Lieber Gott, hilf uns, dass auch wir dich einmal spüren können. Denn das ist auch das Thema unseres Fotowettbewerbs: "Glaubensmomente" - wo das Göttliche für mich ehrfahrbar wird. AMEN Peter Silbernagl, 3A/03.10.2011 Lieber Gott, das letzte Mal haben wir in der Religionsstunde über den Sinn des Lebens gesprochen. Keiner hatte eine Antwort darauf, aber jeder weiß, dass er nicht durch Zufall, sondern gewollt auf der Erde ist. Manche stellen sich das ganze Leben Fragen, über den Sinn des Lebens und anderen Dingen. Lieber Gott, hilf uns den richtigen Weg zu gehen und die für uns richtigen Entscheidungen zu treffen. Amen Anita Mahlknecht, 3A/03.10.2011 Lieber Gott! Der Fotowettbewerb zum Thema "Glaubensmomente" zeigt uns, wie oft wir Gott spüren, sei es in der Natur, in der Schule, wenn man Freunde trifft oder auch wenn man Spaß in der Familie hat. Mit einem Foto können wir darstellen, wo wir einen Glaubensmoment haben oder wo Gott uns hilft oder beschützt, wo wir sehen können, dass jemand uns auffängt, wenn es uns schlecht geht. 
Wenn wir teilnehmen, können wir zeigen, was ein schöner Moment für uns war. Es wäre toll, wenn viele am Fotowettbewerb teilnehmen würden.
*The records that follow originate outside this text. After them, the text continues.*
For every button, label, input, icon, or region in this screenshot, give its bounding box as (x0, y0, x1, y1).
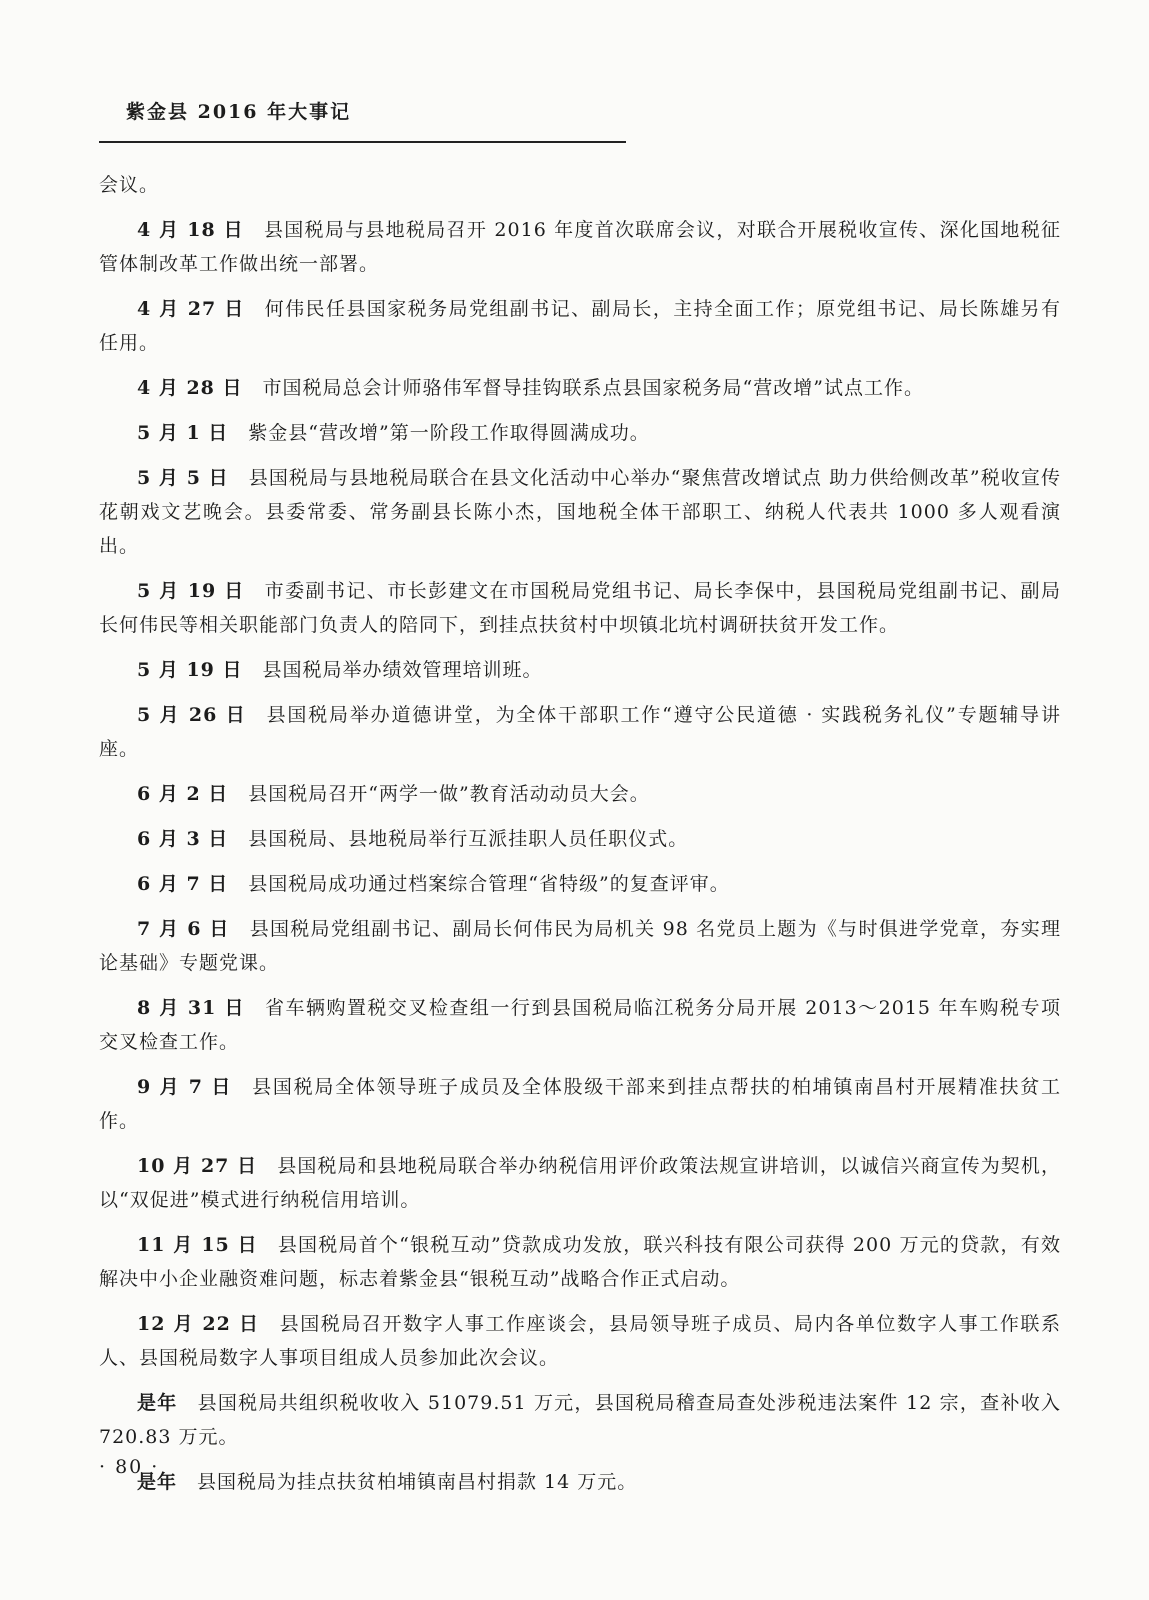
entry-text: 县国税局举办道德讲堂，为全体干部职工作“遵守公民道德 · 实践税务礼仪”专题辅导讲座。 (99, 704, 1061, 760)
chronicle-entry (99, 1386, 1061, 1454)
header-rule (99, 141, 626, 143)
entry-date: 4 月 27 日 (137, 298, 245, 320)
entry-text: 县国税局首个“银税互动”贷款成功发放，联兴科技有限公司获得 200 万元的贷款，有效解决中小企业融资难问题，标志着紫金县“银税互动”战略合作正式启动。 (99, 1234, 1061, 1290)
entry-text: 县国税局与县地税局联合在县文化活动中心举办“聚焦营改增试点 助力供给侧改革”税收宣传花朝戏文艺晚会。县委常委、常务副县长陈小杰，国地税全体干部职工、纳税人代表共 1000 多人观看演出。 (99, 467, 1061, 557)
chronicle-entry (99, 1465, 1061, 1499)
continuation-text: 会议。 (99, 174, 160, 196)
chronicle-body (99, 172, 1061, 1510)
entry-date: 8 月 31 日 (137, 997, 245, 1019)
entry-date: 6 月 3 日 (137, 828, 229, 850)
chronicle-entry (99, 461, 1061, 563)
entry-text: 县国税局、县地税局举行互派挂职人员任职仪式。 (248, 828, 689, 850)
entry-text: 县国税局为挂点扶贫柏埔镇南昌村捐款 14 万元。 (197, 1471, 638, 1493)
entry-text: 县国税局召开“两学一做”教育活动动员大会。 (248, 783, 650, 805)
entry-list (99, 213, 1061, 1499)
entry-date: 5 月 19 日 (137, 659, 243, 681)
chronicle-entry (99, 653, 1061, 687)
entry-date: 7 月 6 日 (137, 918, 230, 940)
entry-date: 5 月 26 日 (137, 704, 247, 726)
entry-text: 紫金县“营改增”第一阶段工作取得圆满成功。 (248, 422, 650, 444)
entry-date: 是年 (137, 1392, 178, 1414)
entry-date: 6 月 2 日 (137, 783, 229, 805)
chronicle-entry (99, 1070, 1061, 1138)
entry-date: 10 月 27 日 (137, 1155, 258, 1177)
entry-text: 市国税局总会计师骆伟军督导挂钩联系点县国家税务局“营改增”试点工作。 (262, 377, 924, 399)
entry-text: 市委副书记、市长彭建文在市国税局党组书记、局长李保中，县国税局党组副书记、副局长何伟民等相关职能部门负责人的陪同下，到挂点扶贫村中坝镇北坑村调研扶贫开发工作。 (99, 580, 1061, 636)
chronicle-entry (99, 822, 1061, 856)
page-header-title: 紫金县 2016 年大事记 (126, 101, 352, 123)
chronicle-entry (99, 1228, 1061, 1296)
entry-text: 何伟民任县国家税务局党组副书记、副局长，主持全面工作；原党组书记、局长陈雄另有任用。 (99, 298, 1061, 354)
chronicle-entry (99, 371, 1061, 405)
entry-date: 4 月 28 日 (137, 377, 243, 399)
entry-text: 县国税局共组织税收收入 51079.51 万元，县国税局稽查局查处涉税违法案件 12 宗，查补收入 720.83 万元。 (99, 1392, 1061, 1448)
chronicle-entry (99, 416, 1061, 450)
entry-date: 12 月 22 日 (137, 1313, 260, 1335)
chronicle-entry (99, 698, 1061, 766)
chronicle-entry (99, 777, 1061, 811)
entry-text: 县国税局举办绩效管理培训班。 (262, 659, 543, 681)
entry-date: 5 月 1 日 (137, 422, 229, 444)
entry-date: 9 月 7 日 (137, 1076, 233, 1098)
entry-date: 11 月 15 日 (137, 1234, 258, 1256)
chronicle-entry (99, 1307, 1061, 1375)
entry-date: 是年 (137, 1471, 178, 1493)
entry-text: 县国税局党组副书记、副局长何伟民为局机关 98 名党员上题为《与时俱进学党章，夯实理论基础》专题党课。 (99, 918, 1061, 974)
chronicle-entry (99, 867, 1061, 901)
chronicle-entry (99, 292, 1061, 360)
entry-text: 县国税局和县地税局联合举办纳税信用评价政策法规宣讲培训，以诚信兴商宣传为契机，以“双促进”模式进行纳税信用培训。 (99, 1155, 1061, 1211)
entry-date: 5 月 5 日 (137, 467, 229, 489)
entry-text: 县国税局成功通过档案综合管理“省特级”的复查评审。 (248, 873, 730, 895)
entry-date: 5 月 19 日 (137, 580, 245, 602)
page-number: · 80 · (99, 1456, 160, 1478)
chronicle-entry (99, 912, 1061, 980)
entry-date: 6 月 7 日 (137, 873, 229, 895)
chronicle-entry (99, 213, 1061, 281)
chronicle-entry (99, 574, 1061, 642)
entry-text: 县国税局与县地税局召开 2016 年度首次联席会议，对联合开展税收宣传、深化国地税征管体制改革工作做出统一部署。 (99, 219, 1062, 275)
entry-text: 县国税局全体领导班子成员及全体股级干部来到挂点帮扶的柏埔镇南昌村开展精准扶贫工作。 (99, 1076, 1061, 1132)
entry-text: 县国税局召开数字人事工作座谈会，县局领导班子成员、局内各单位数字人事工作联系人、县国税局数字人事项目组成人员参加此次会议。 (99, 1313, 1061, 1369)
entry-date: 4 月 18 日 (137, 219, 244, 241)
entry-text: 省车辆购置税交叉检查组一行到县国税局临江税务分局开展 2013～2015 年车购税专项交叉检查工作。 (99, 997, 1061, 1053)
chronicle-entry (99, 991, 1061, 1059)
chronicle-entry (99, 1149, 1061, 1217)
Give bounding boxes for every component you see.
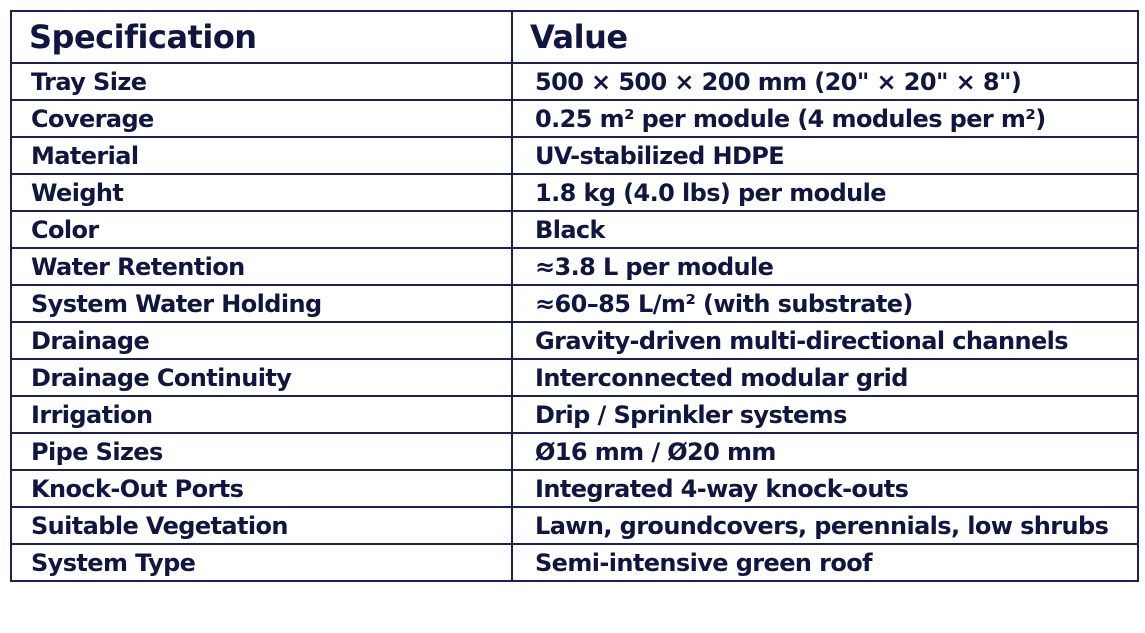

Ines Kompatscher, 3A/01.10.2011 Lieber Gott, die Südtiroler Katholische Jugend lädt uns Jugendliche zu einen Fotowettbewerb ein. Mit einem Foto sollen wir ausdrücken, wo wir Gottes Nähe erfahren. Hilf uns Bilder zu finden, wo wir dich spüren können, Bilder wo wir uns sicher sind, hier war Gott, hier hat Gott mitgeholfen, geheilt, erschaffen oder geführt; hier hat Gott Halt gegeben. Vielleicht hilfst du uns auch durch diesen Wettbewerb, die Augen zu öffnen für Dinge, Erlebnisse oder Gefühle, wo wir dich noch als das Göttliche wahrgenommen haben. Dinge die wir übersehen haben. Lieber Gott, lass jeden von uns spüren, dass jeder einzigartig ist Simon Profanter, 2A/24.09.2011 Lieber Gott, beim Fotowettbewerb der SKJ zum Thema "Glaubensmomente - Wo das Göttliche für mich erfahrbar ist" kann jeder Schüler ein Bild mailen, wo man dir, Gott, ganz nahe war. Wie zum Beispiel Landschaft, Menschen, Tiere ... Man sollte auch noch einen kleinen Text dazu schreiben, der erklärt, warum dieses Bild ein Ausdruck persönlichen Gotteserfahrung ist. Lieber Gott, danke, dass du immer und überall für uns da bist. Sabine Mair, 1B/23.09.2011 Lieber Gott, ich danke dir, dass ich neue Freunde finden durfte. Viele Kinder auf der Welt dürfen nicht in die Schule gehen. Ich danke dir, dass ich die Möglichkeit habe, viel zu lernen. Hilf mir, lieber Gott, mich gut zu konzentrieren, damit ich viel lerne. Hilf meinen Klassenkameraden und mir, dass wir uns weiterhin gut verstehen. Amen. Nina Kompatscher, 1C/21.09.2011 Guter Gott! Wir kamen in eine neue Schule, haben neue Lehrer, neue Freunde und alles wird viel schwerer. Wir schreiben manchmal eine Geschichte, vielleicht sogar mal ein paar Gedichte. Wir treiben in der Turnhalle Sport und fühlen uns wohl an diesem Ort. Gelernt wird Minus, Plus und auch Geteilt, wir sind von unsrem Unwissen bald geheilt. Wir lernen viel von Jesus und spielen in der Pause "Fangelus". Herr, hilf mir, dass ich das alles ganz gut schaffe und mit guter Laune mache. AMEN Magdalena Mauroner, 3A/17.09.2011 Lieber Gott, heuer ist unser letztes Schuljahr an der Mittelschule! Gib uns viel Kraft und Mut für dieses Schuljahr! Gib auch allen Schülern der 1. Klassen viel Kraft das neue Schuljahr gut zu überstehen! Wir werden vieles lernen und machen! Hoffentlich wird es ein spannendes Schuljahr! Amen.